Chapter 2 Learn: What is the OHI?
There is a lot to learn about the Ocean Health Index framework to best prepare you for leading your own OHI+ assessment. We recommend watching and reading the following, which starts with a broad overview and then goes deeper into different aspects of OHI and how to think about planning your own OHI+ assessment. As you progress, continue to come back to review these materials throughout your assessment.

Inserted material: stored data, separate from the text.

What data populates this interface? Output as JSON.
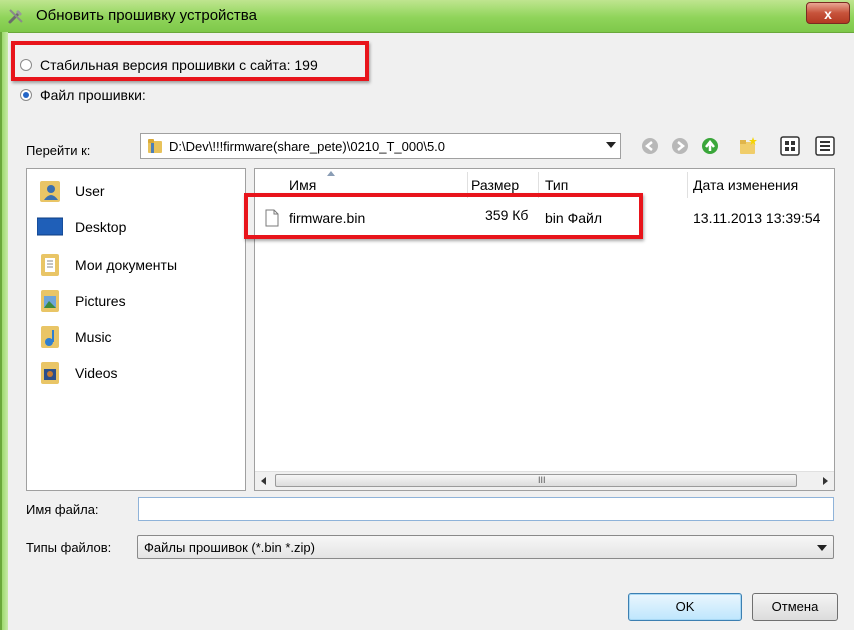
{
  "window": {
    "title": "Обновить прошивку устройства",
    "close_label": "x"
  },
  "source": {
    "stable_label": "Стабильная версия прошивки с сайта: 199",
    "file_label": "Файл прошивки:",
    "selected": "file"
  },
  "navigation": {
    "goto_label": "Перейти к:",
    "path": "D:\\Dev\\!!!firmware(share_pete)\\0210_T_000\\5.0",
    "toolbar_icons": [
      "back-icon",
      "forward-icon",
      "up-folder-icon",
      "new-folder-icon",
      "list-view-icon",
      "details-view-icon"
    ]
  },
  "places": [
    {
      "label": "User",
      "icon": "user-folder-icon"
    },
    {
      "label": "Desktop",
      "icon": "desktop-icon"
    },
    {
      "label": "Мои документы",
      "icon": "documents-icon"
    },
    {
      "label": "Pictures",
      "icon": "pictures-icon"
    },
    {
      "label": "Music",
      "icon": "music-icon"
    },
    {
      "label": "Videos",
      "icon": "videos-icon"
    }
  ],
  "file_list": {
    "columns": [
      "Имя",
      "Размер",
      "Тип",
      "Дата изменения"
    ],
    "rows": [
      {
        "name": "firmware.bin",
        "size": "359 Кб",
        "type": "bin Файл",
        "modified": "13.11.2013 13:39:54"
      }
    ],
    "scroll_grip": "III"
  },
  "filename": {
    "label": "Имя файла:",
    "value": ""
  },
  "filetype": {
    "label": "Типы файлов:",
    "selected": "Файлы прошивок (*.bin *.zip)"
  },
  "buttons": {
    "ok": "OK",
    "cancel": "Отмена"
  },
  "colors": {
    "titlebar": "#8fd45a",
    "highlight": "#e8141b",
    "close": "#c7533b"
  }
}
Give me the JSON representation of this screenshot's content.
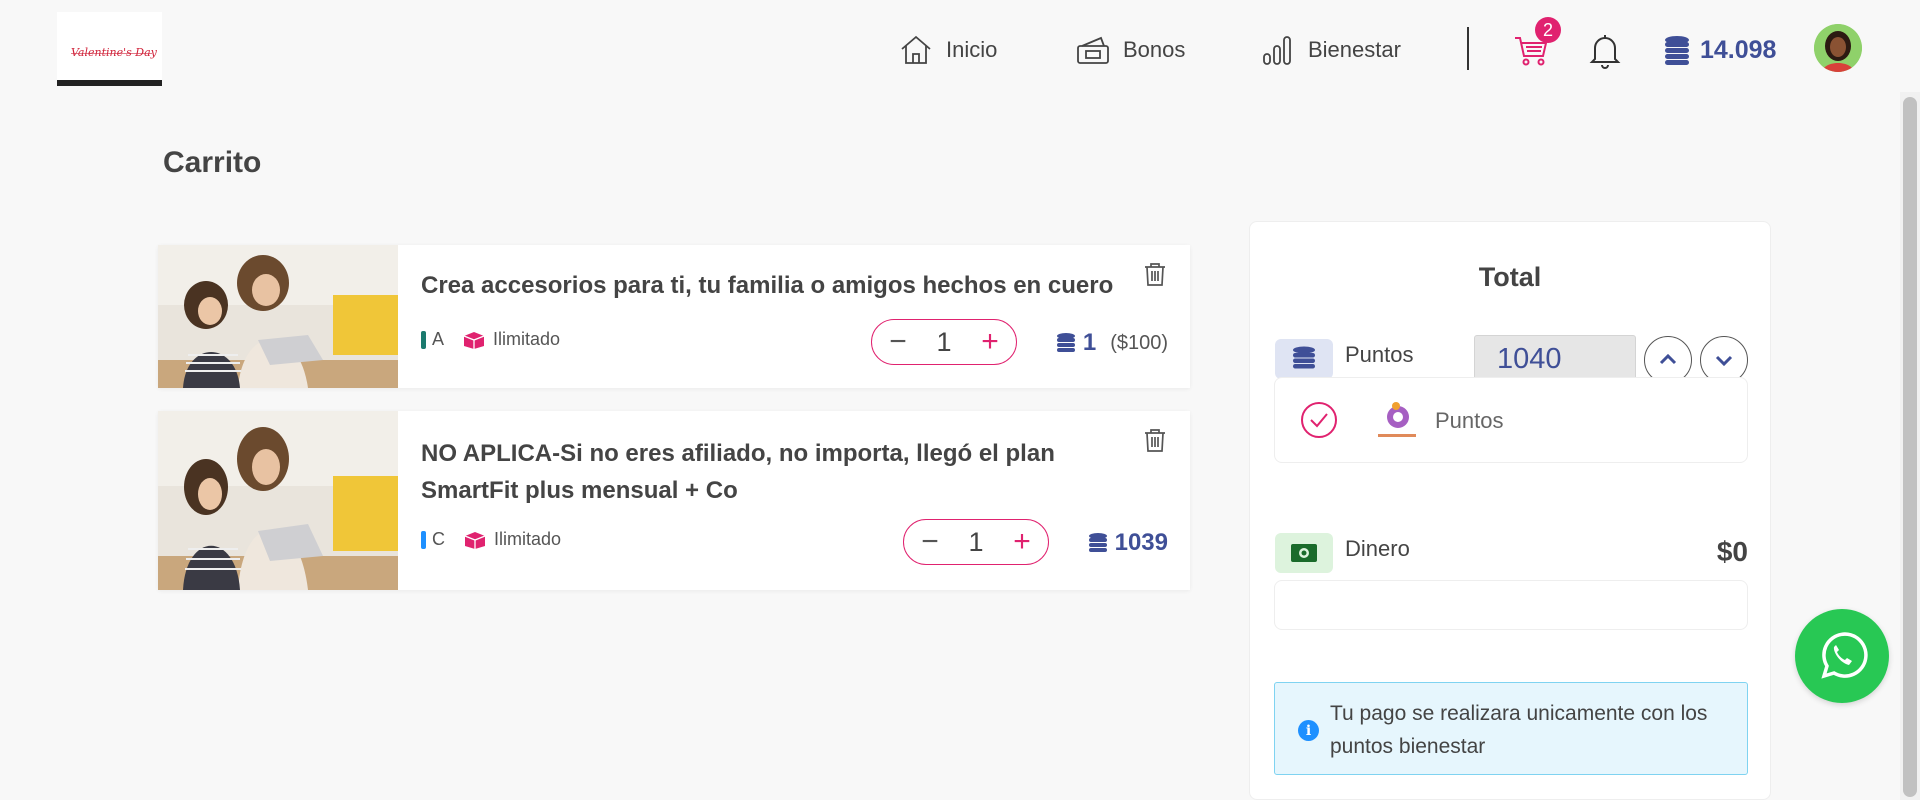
{
  "header": {
    "logo_text": "Valentine's Day",
    "nav": [
      {
        "label": "Inicio",
        "icon": "home-icon"
      },
      {
        "label": "Bonos",
        "icon": "ticket-icon"
      },
      {
        "label": "Bienestar",
        "icon": "bar-chart-icon"
      }
    ],
    "cart_count": "2",
    "points_total": "14.098"
  },
  "page": {
    "title": "Carrito"
  },
  "cart_items": [
    {
      "title": "Crea accesorios para ti, tu familia o amigos hechos en cuero",
      "category": "A",
      "category_color": "#1b7a6e",
      "stock": "Ilimitado",
      "quantity": "1",
      "points": "1",
      "money": "($100)"
    },
    {
      "title": "NO APLICA-Si no eres afiliado, no importa, llegó el plan SmartFit plus mensual + Co",
      "category": "C",
      "category_color": "#1e90ff",
      "stock": "Ilimitado",
      "quantity": "1",
      "points": "1039"
    }
  ],
  "summary": {
    "title": "Total",
    "points_label": "Puntos",
    "points_value": "1040",
    "method_label": "Puntos",
    "money_label": "Dinero",
    "money_value": "$0",
    "info_text": "Tu pago se realizara unicamente con los puntos bienestar"
  },
  "colors": {
    "accent": "#e0226f",
    "points": "#3f4f97",
    "whatsapp": "#28c854"
  }
}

OHI Onboarding Roadmap: Learn | |||
---|---|---|---|
Section | Topic | Action | Minutes |
1 | Intro to OHI: Drivers & implications of change in global ocean health | 45 | |
2 | Intro to OHI+: Transforming marine science for management | 45 | |
3 | Best practices: Assessing ocean health using tailorable frameworks | 60 |
2.1 Intro to OHI: Drivers & implications of change in global ocean health
This webinar by OHI founding scientists Dr. Ben Halpern and Dr. Steve Katona introduces the OHI through describing details of the fifth annual global assessment. They discuss changes in OHI scores over five years, possible causes and consequences of those changes, challenges and opportunities for composite indicators to incorporate the best available science each year, and lessons learned in repeating and improving the OHI assessment each year.
2.2 Intro to OHI+: Transforming marine science for management
This webinar by OHI+ leads Dr. Julia Lowndes and Eric Pacheco provides an overview of what is involved with leading an OHI assessment and what to think about as you begin. The OHI’s standardized structure is repeatable and familiar across assessment jurisdictions but it is flexible to represent the important social and ecological characteristics, values, and priorities of the area assessed. Independent groups are able to lead assessments within their own waters, deciding what is important to measure and which data to include while building directly from the experiences and methods from other OHI assessments.
2.3 Best practices: Assessing ocean health using tailorable frameworks
read.
This publication describes best practices for conducting assessments:
- Incorporate key characteristics and priorities into the assessment framework design before gathering information
- Strategically define spatial boundaries to balance information availability and decision-making scales
- Maintain the key characteristics and priorities of the assessment framework regardless of information limitations
- Document and share the assessment process, methods, and tools.
Lowndes JSS, Pacheco EJ, Best BD, Scarborough C, Longo C, Katona SK, Halpern BS. 2015. Best practices for assessing ocean health in multiple contexts using tailorable frameworks. PeerJ 3:e1503 https://doi.org/10.7717/peerj.1503
2.4 Further learning
- What makes OHI stand out in the sea of environmental indicators? (Seifert 2018).
- It is a goal-forward approach
- Three Lessons for Using the Global Ocean Health Index to Assess Local Oceans. (Seifert 2019).
- “Three interrelated things seem to stand out: include the right people from the start, fit the framework to the place, and align with existing regional efforts.”